This is a followup to this
post.
Since last time I took a dump long hard critical look
at Gemini, I’ve decided to set up a server: gemini://gerikson.com. This article is reproduced there.
This has forced me to actually write
gemtext, and boy
do I not like it.
How does gemtext suck? Let me count the ways:
Long-ass lines
The Gemini protocol works line by line, so if you, like me, have
been writing prose for time out of mind and have relied on your editor
to justify paragraphs so the line isn’t just one long one… a client
will probably mangle these, depending on the width it is using to
display paragraphs. You get unbelievably ugly ragged borders.
But, the documentation says,
This means that, e.g. “dot point” lists or poems with deliberately
short lines will be displayed correctly without the author having to
do any extra work or the client having to be any smarter in order to
recognise and handle that kind of content corectly. (sic!)
So, in order for simpler handling of “dot point” lists or poems, every
author of gemtext will have to either live with long lines, or, more
likely, introduce a software component
before publishing to convert normally justified text paragraphs to
long lines.
There’s another effect that I’ve noticed - boneheaded treatment of
“text units” such as ISO dates and URIs. Most clients will happily
treat a hyphen as an invitation to make a line break, regardless if
this mangles dates or stuff like long command line options.
No inline links
I’ve already ranted about this, but now I’ve read some more Gemini
content, and I still believe this is the greatest loss of
Gemini. Hypertext is its own thing. Being able to be creative, or
strict, or whimsical, or coherent with how you place your links or how
you add the link text is a great expansion of human expression
through text.
Gemini throws this away. It shows in most prose written in
gemtext. The links are awkwardly placed, and the “placeholder” markers
(such as numbers or brackets) to connect the text to the link below
has not gelled to a standard.
No text markup (italics or bold)
Centuries of typographical refinement and tradition, thrown away for
no good reason.
Note that this extents to newer conventions like code fragments
,
these are only supported as blocks, not inline.

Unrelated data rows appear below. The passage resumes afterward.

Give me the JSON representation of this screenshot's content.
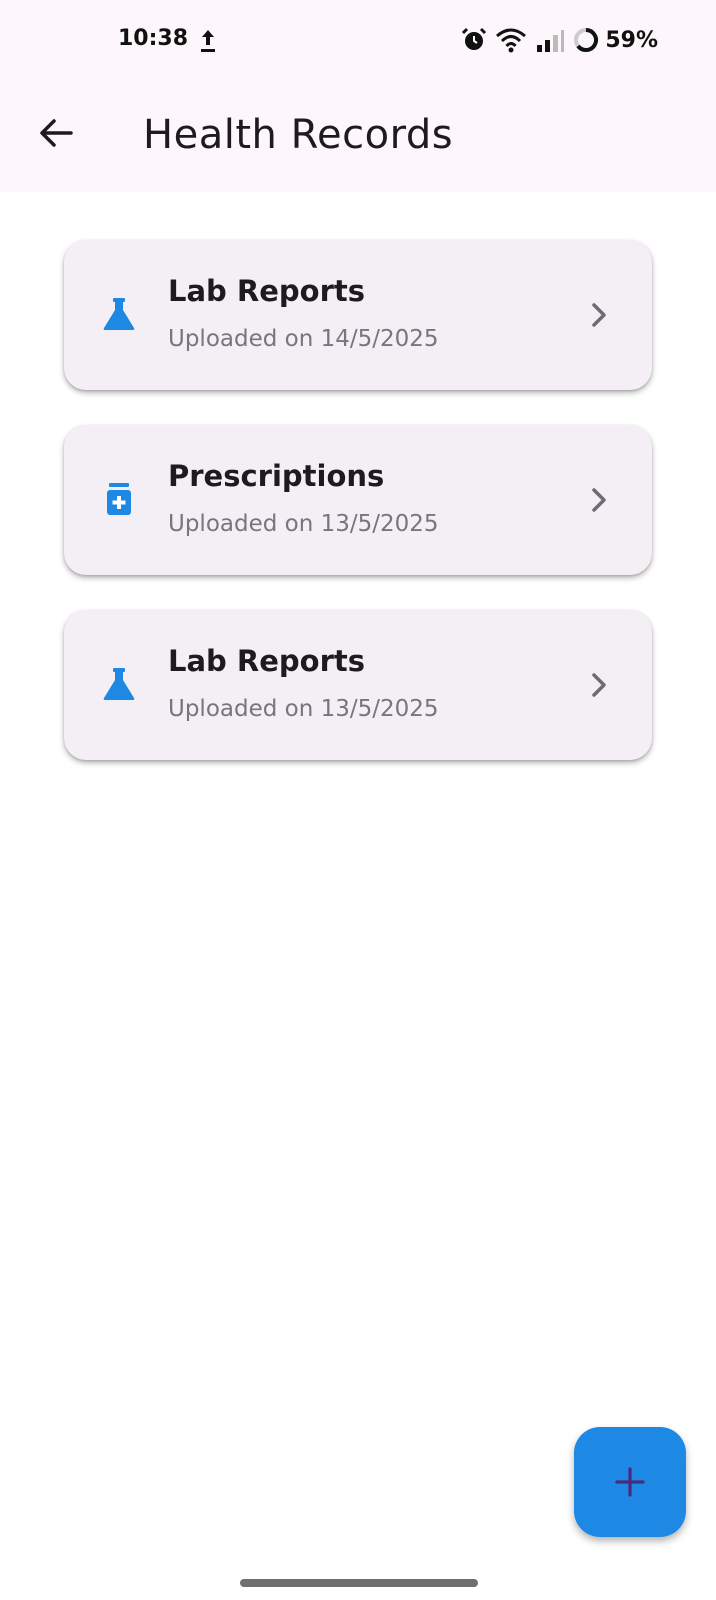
{
  "status_bar": {
    "time": "10:38",
    "battery": "59%",
    "icons": [
      "upload-icon",
      "alarm-icon",
      "wifi-icon",
      "signal-icon",
      "battery-icon"
    ]
  },
  "app_bar": {
    "title": "Health Records",
    "back_icon": "arrow-back-icon"
  },
  "records": [
    {
      "title": "Lab Reports",
      "subtitle": "Uploaded on 14/5/2025",
      "icon": "flask-icon"
    },
    {
      "title": "Prescriptions",
      "subtitle": "Uploaded on 13/5/2025",
      "icon": "medicine-bottle-icon"
    },
    {
      "title": "Lab Reports",
      "subtitle": "Uploaded on 13/5/2025",
      "icon": "flask-icon"
    }
  ],
  "fab": {
    "icon": "plus-icon"
  },
  "colors": {
    "accent": "#1e88e5",
    "card_bg": "#f4eff4",
    "app_bar_bg": "#fdf7fc",
    "subtitle": "#79747e",
    "fab_icon": "#4a2a7a"
  }
}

What I don’t actively despise
The limit to 3 header levels and lack of numbered lists are personally
ok for me.
Gemini culture prioritizes developers to a fault - but only up to a point
Just today I found a
link
about something called “favicon.txt” - essentially a single emoji that
the console client I use
(amfora) could
use as a site identifier in its tabs.
In any normal project, this would have been seen as a cool feature,
but in Gemini it is seen as a harbinger of the adtech apocalypse. The
protocol is fixed in stone - for the stated reason that it should be
easy for a normally talented developer to code a client over a
weekend.
There’s nothing inherently wrong with this ambition, but it must be
realized that it turns the usual developer/user dynamic on its
head. Normally, the user’s requirements are interpreted by the
developer, who makes concessions based on the user’s explicit and
implicit actions. For example, the ubiquitous hashtag was something
that emerged organically among Twitter’s users, and which the service
incorporated as a new feature.
This makes economic sense as an expression of comparative
advantage. Generally, users are prepared to “pay”[1] to not have to
code something themselves. The developer can be seen a domain expert,
prepared to spend time and resources to craft a product that appeals
to the most users.
But Gemini states, as part of its explicit goals, that the protocol
should be easy to develop for. This shifts the burden from the few
(developers) to the many (users). To accommodate the ease of
developers, users’ expression must be hobbled.
But it also means that developer’s natural curiosity has to be
limited, lest they stray from the one true path of being able to
easily develop a new client, should they wish to.
In short, Gemini is aligned towards a new developer, not invested in
the ecosystem, to come in and develop software - but once they try to
transition to a seasoned developer, or a user, the ecosystem denies
them room to grow, to identify the pain points that have been
overlooked by the original designers, or to take the project in a new
direction.
As I’ve stated before, I’m sympathetic to the goals of Gemini, but the
means are entirely inadequate to reach those goals. It’s an exercise
in technical asceticism, dressed up in idealism.
Update Wednesday, 2021-09-29
This piece was submitted to lobste.rs and Hacker News and
I think generated some interesting discussions. I urge the reader to
peruse these to see where I am utterly incorrect above.
[1] this payment need not be monetary, as in the case of deep breath
Free/Libre and Open Source Software.